Măieruș (Nußbach; Szászmagyarós) is a commune in Brașov County, Transylvania, Romania. It is composed of two villages, Arini (Lüget) and Măieruș. The settlement was mentioned for the first time in 1377 as "villa nucum".

==Geography==
Măieruș is situated at an altitude of about 500 m, on the left bank of the Olt River; the river Măieruș flows into the Olt in the village Măieruș. The Perșani Mountains are to the west and the Baraolt Mountains to the east.

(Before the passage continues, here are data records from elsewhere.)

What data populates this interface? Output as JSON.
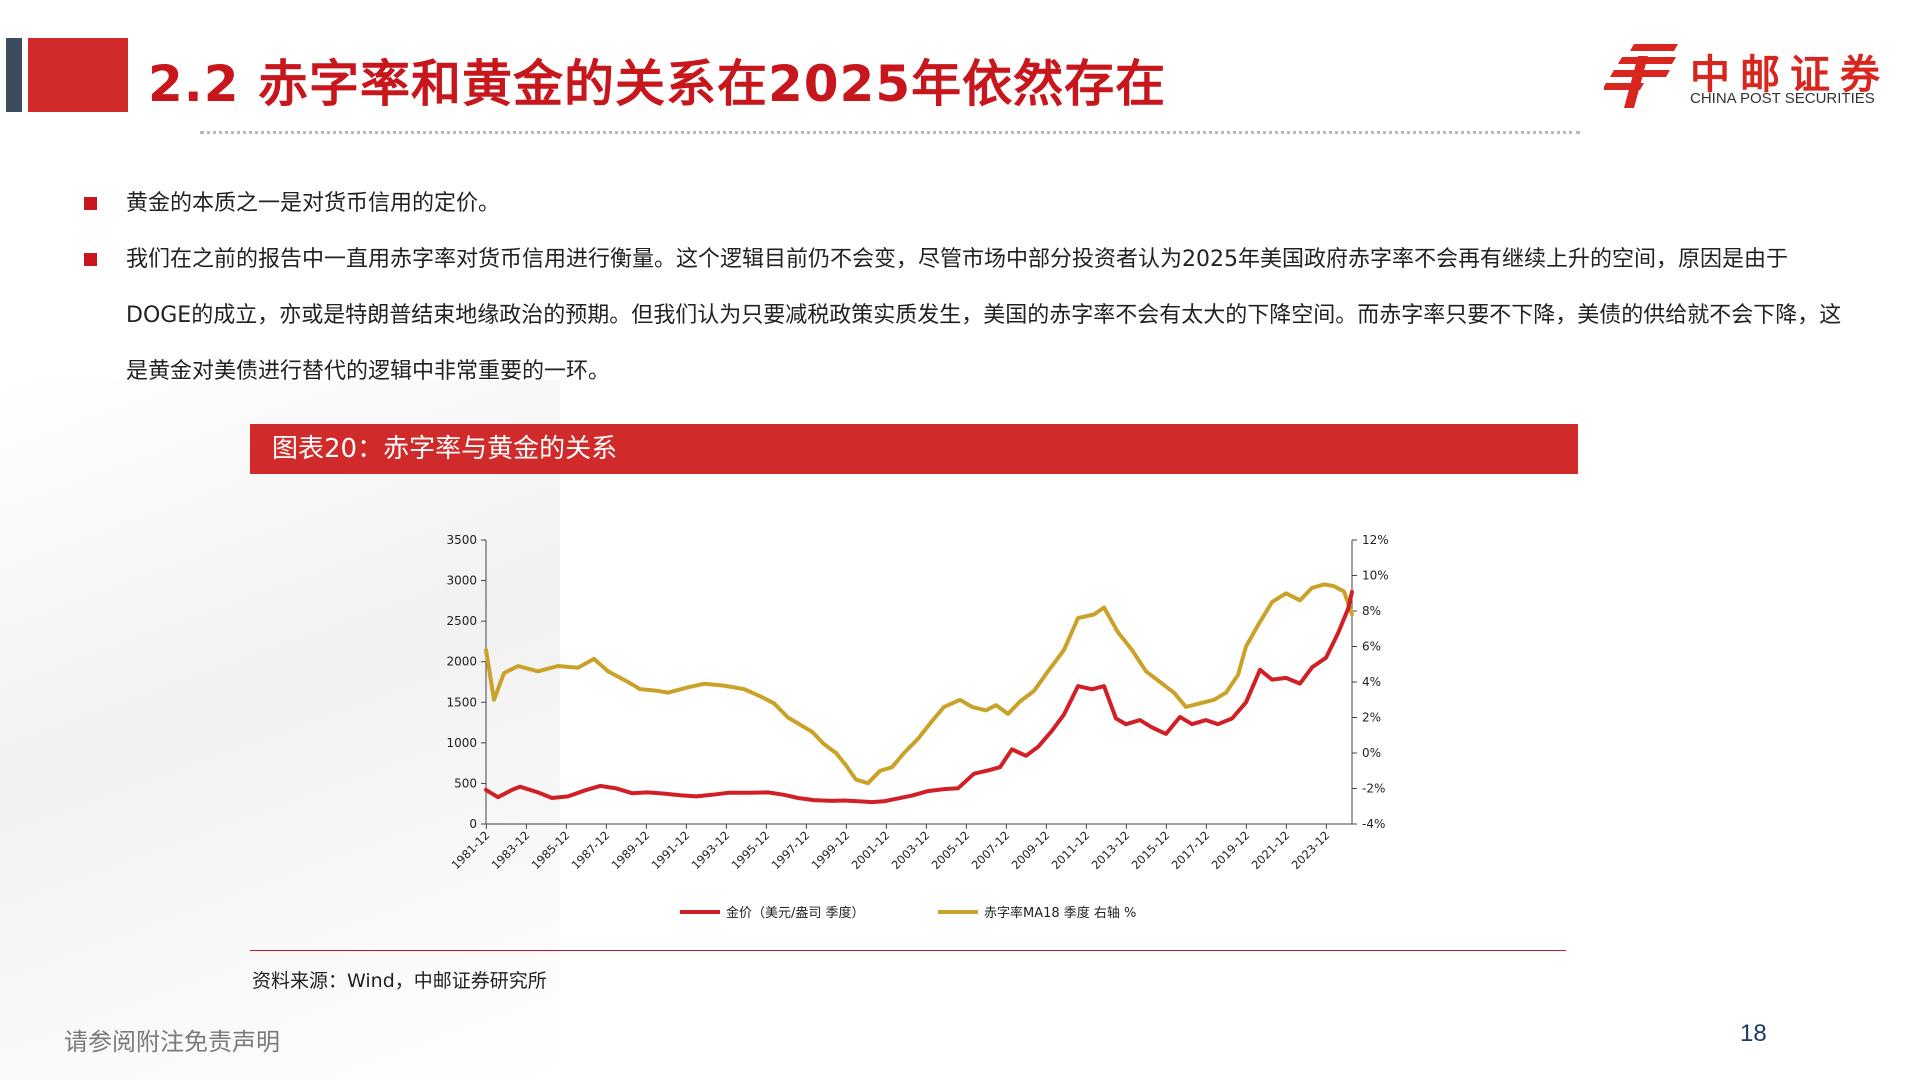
{
  "header": {
    "title": "2.2 赤字率和黄金的关系在2025年依然存在",
    "logo_cn": "中邮证券",
    "logo_en": "CHINA POST SECURITIES"
  },
  "bullets": [
    "黄金的本质之一是对货币信用的定价。",
    "我们在之前的报告中一直用赤字率对货币信用进行衡量。这个逻辑目前仍不会变，尽管市场中部分投资者认为2025年美国政府赤字率不会再有继续上升的空间，原因是由于DOGE的成立，亦或是特朗普结束地缘政治的预期。但我们认为只要减税政策实质发生，美国的赤字率不会有太大的下降空间。而赤字率只要不下降，美债的供给就不会下降，这是黄金对美债进行替代的逻辑中非常重要的一环。"
  ],
  "chart_caption": "图表20：赤字率与黄金的关系",
  "source": "资料来源：Wind，中邮证券研究所",
  "footer": {
    "disclaimer": "请参阅附注免责声明",
    "page_number": "18"
  },
  "colors": {
    "brand_red": "#c8161d",
    "gold_series": "#c9a227",
    "deficit_series": "#d21f26"
  },
  "chart_data": {
    "type": "line",
    "x_tick_labels": [
      "1981-12",
      "1983-12",
      "1985-12",
      "1987-12",
      "1989-12",
      "1991-12",
      "1993-12",
      "1995-12",
      "1997-12",
      "1999-12",
      "2001-12",
      "2003-12",
      "2005-12",
      "2007-12",
      "2009-12",
      "2011-12",
      "2013-12",
      "2015-12",
      "2017-12",
      "2019-12",
      "2021-12",
      "2023-12"
    ],
    "y_left": {
      "ylim": [
        0,
        3500
      ],
      "ticks": [
        "0",
        "500",
        "1000",
        "1500",
        "2000",
        "2500",
        "3000",
        "3500"
      ]
    },
    "y_right": {
      "ylim": [
        -4,
        12
      ],
      "ticks": [
        "-4%",
        "-2%",
        "0%",
        "2%",
        "4%",
        "6%",
        "8%",
        "10%",
        "12%"
      ]
    },
    "x_range": [
      1981.9,
      2025.2
    ],
    "grid": false,
    "legend": "bottom",
    "series": [
      {
        "name": "金价（美元/盎司 季度）",
        "axis": "left",
        "points": [
          [
            1981.9,
            420
          ],
          [
            1982.5,
            330
          ],
          [
            1983.2,
            420
          ],
          [
            1983.6,
            460
          ],
          [
            1984.5,
            390
          ],
          [
            1985.2,
            320
          ],
          [
            1986.0,
            340
          ],
          [
            1986.8,
            410
          ],
          [
            1987.6,
            470
          ],
          [
            1988.4,
            440
          ],
          [
            1989.2,
            380
          ],
          [
            1990.0,
            390
          ],
          [
            1990.8,
            375
          ],
          [
            1991.6,
            355
          ],
          [
            1992.4,
            340
          ],
          [
            1993.2,
            360
          ],
          [
            1994.0,
            385
          ],
          [
            1995.0,
            385
          ],
          [
            1996.0,
            390
          ],
          [
            1996.8,
            360
          ],
          [
            1997.5,
            320
          ],
          [
            1998.3,
            295
          ],
          [
            1999.2,
            285
          ],
          [
            1999.8,
            290
          ],
          [
            2000.5,
            280
          ],
          [
            2001.2,
            270
          ],
          [
            2001.8,
            280
          ],
          [
            2002.5,
            315
          ],
          [
            2003.2,
            350
          ],
          [
            2004.0,
            405
          ],
          [
            2004.8,
            430
          ],
          [
            2005.5,
            440
          ],
          [
            2006.3,
            620
          ],
          [
            2007.0,
            660
          ],
          [
            2007.6,
            700
          ],
          [
            2008.2,
            920
          ],
          [
            2008.9,
            840
          ],
          [
            2009.5,
            950
          ],
          [
            2010.2,
            1150
          ],
          [
            2010.8,
            1350
          ],
          [
            2011.5,
            1700
          ],
          [
            2012.2,
            1660
          ],
          [
            2012.8,
            1700
          ],
          [
            2013.4,
            1300
          ],
          [
            2013.9,
            1230
          ],
          [
            2014.6,
            1280
          ],
          [
            2015.2,
            1190
          ],
          [
            2015.9,
            1110
          ],
          [
            2016.6,
            1320
          ],
          [
            2017.2,
            1230
          ],
          [
            2017.9,
            1280
          ],
          [
            2018.5,
            1230
          ],
          [
            2019.2,
            1300
          ],
          [
            2019.9,
            1500
          ],
          [
            2020.6,
            1900
          ],
          [
            2021.2,
            1780
          ],
          [
            2021.9,
            1800
          ],
          [
            2022.6,
            1730
          ],
          [
            2023.2,
            1930
          ],
          [
            2023.9,
            2050
          ],
          [
            2024.5,
            2350
          ],
          [
            2025.0,
            2650
          ],
          [
            2025.2,
            2860
          ]
        ]
      },
      {
        "name": "赤字率MA18 季度 右轴 %",
        "axis": "right",
        "points": [
          [
            1981.9,
            5.8
          ],
          [
            1982.3,
            3.0
          ],
          [
            1982.8,
            4.5
          ],
          [
            1983.5,
            4.9
          ],
          [
            1984.5,
            4.6
          ],
          [
            1985.5,
            4.9
          ],
          [
            1986.5,
            4.8
          ],
          [
            1987.3,
            5.3
          ],
          [
            1988.0,
            4.6
          ],
          [
            1989.0,
            4.0
          ],
          [
            1989.6,
            3.6
          ],
          [
            1990.5,
            3.5
          ],
          [
            1991.0,
            3.4
          ],
          [
            1992.0,
            3.7
          ],
          [
            1992.8,
            3.9
          ],
          [
            1993.8,
            3.8
          ],
          [
            1994.8,
            3.6
          ],
          [
            1995.6,
            3.2
          ],
          [
            1996.3,
            2.8
          ],
          [
            1997.0,
            2.0
          ],
          [
            1997.6,
            1.6
          ],
          [
            1998.2,
            1.2
          ],
          [
            1998.8,
            0.5
          ],
          [
            1999.4,
            0.0
          ],
          [
            1999.9,
            -0.7
          ],
          [
            2000.4,
            -1.5
          ],
          [
            2001.0,
            -1.7
          ],
          [
            2001.6,
            -1.0
          ],
          [
            2002.2,
            -0.8
          ],
          [
            2002.8,
            0.0
          ],
          [
            2003.5,
            0.8
          ],
          [
            2004.2,
            1.8
          ],
          [
            2004.8,
            2.6
          ],
          [
            2005.6,
            3.0
          ],
          [
            2006.2,
            2.6
          ],
          [
            2006.9,
            2.4
          ],
          [
            2007.4,
            2.7
          ],
          [
            2008.0,
            2.2
          ],
          [
            2008.6,
            2.9
          ],
          [
            2009.3,
            3.5
          ],
          [
            2010.0,
            4.6
          ],
          [
            2010.8,
            5.8
          ],
          [
            2011.5,
            7.6
          ],
          [
            2012.3,
            7.8
          ],
          [
            2012.8,
            8.2
          ],
          [
            2013.5,
            6.8
          ],
          [
            2014.2,
            5.8
          ],
          [
            2014.9,
            4.6
          ],
          [
            2015.6,
            4.0
          ],
          [
            2016.3,
            3.4
          ],
          [
            2016.9,
            2.6
          ],
          [
            2017.6,
            2.8
          ],
          [
            2018.3,
            3.0
          ],
          [
            2018.9,
            3.4
          ],
          [
            2019.5,
            4.4
          ],
          [
            2019.9,
            6.0
          ],
          [
            2020.5,
            7.2
          ],
          [
            2021.2,
            8.5
          ],
          [
            2021.9,
            9.0
          ],
          [
            2022.6,
            8.6
          ],
          [
            2023.2,
            9.3
          ],
          [
            2023.8,
            9.5
          ],
          [
            2024.3,
            9.4
          ],
          [
            2024.8,
            9.1
          ],
          [
            2025.2,
            7.8
          ]
        ]
      }
    ]
  }
}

The commune is located in the central part of Brașov County, 30 km north of the county seat, Brașov, on the border with Covasna County. It was considered to be the most northern commune in the historical Burzenland region, although Apața is nowadays the northern limit of the region. Măieruș borders the following communes: Apața to the north; Belin and Hăghig to the east and southeast; Feldioara to the south; and Comăna and Hoghiz to the west.

==Transportation==
The commune is crossed by national road DN13, which links Brașov with Sighișoara and Târgu Mureș. The Măieruș train station and the Vadu Roșu halt serve the CFR Main Line 300, which connects Bucharest with the Hungarian border near Oradea.

==Demographics==

At the 2011 census, Măieruș had 2,920 inhabitants; of those, 56.1% were Romanians, 40.3% Roma, 2.6% Germans, and 0.9% Hungarians. At the 2021 census, the commune had a population of 3,138, of which 49.04% were Romanians, 40.63% Roma, and 1.37% Germans.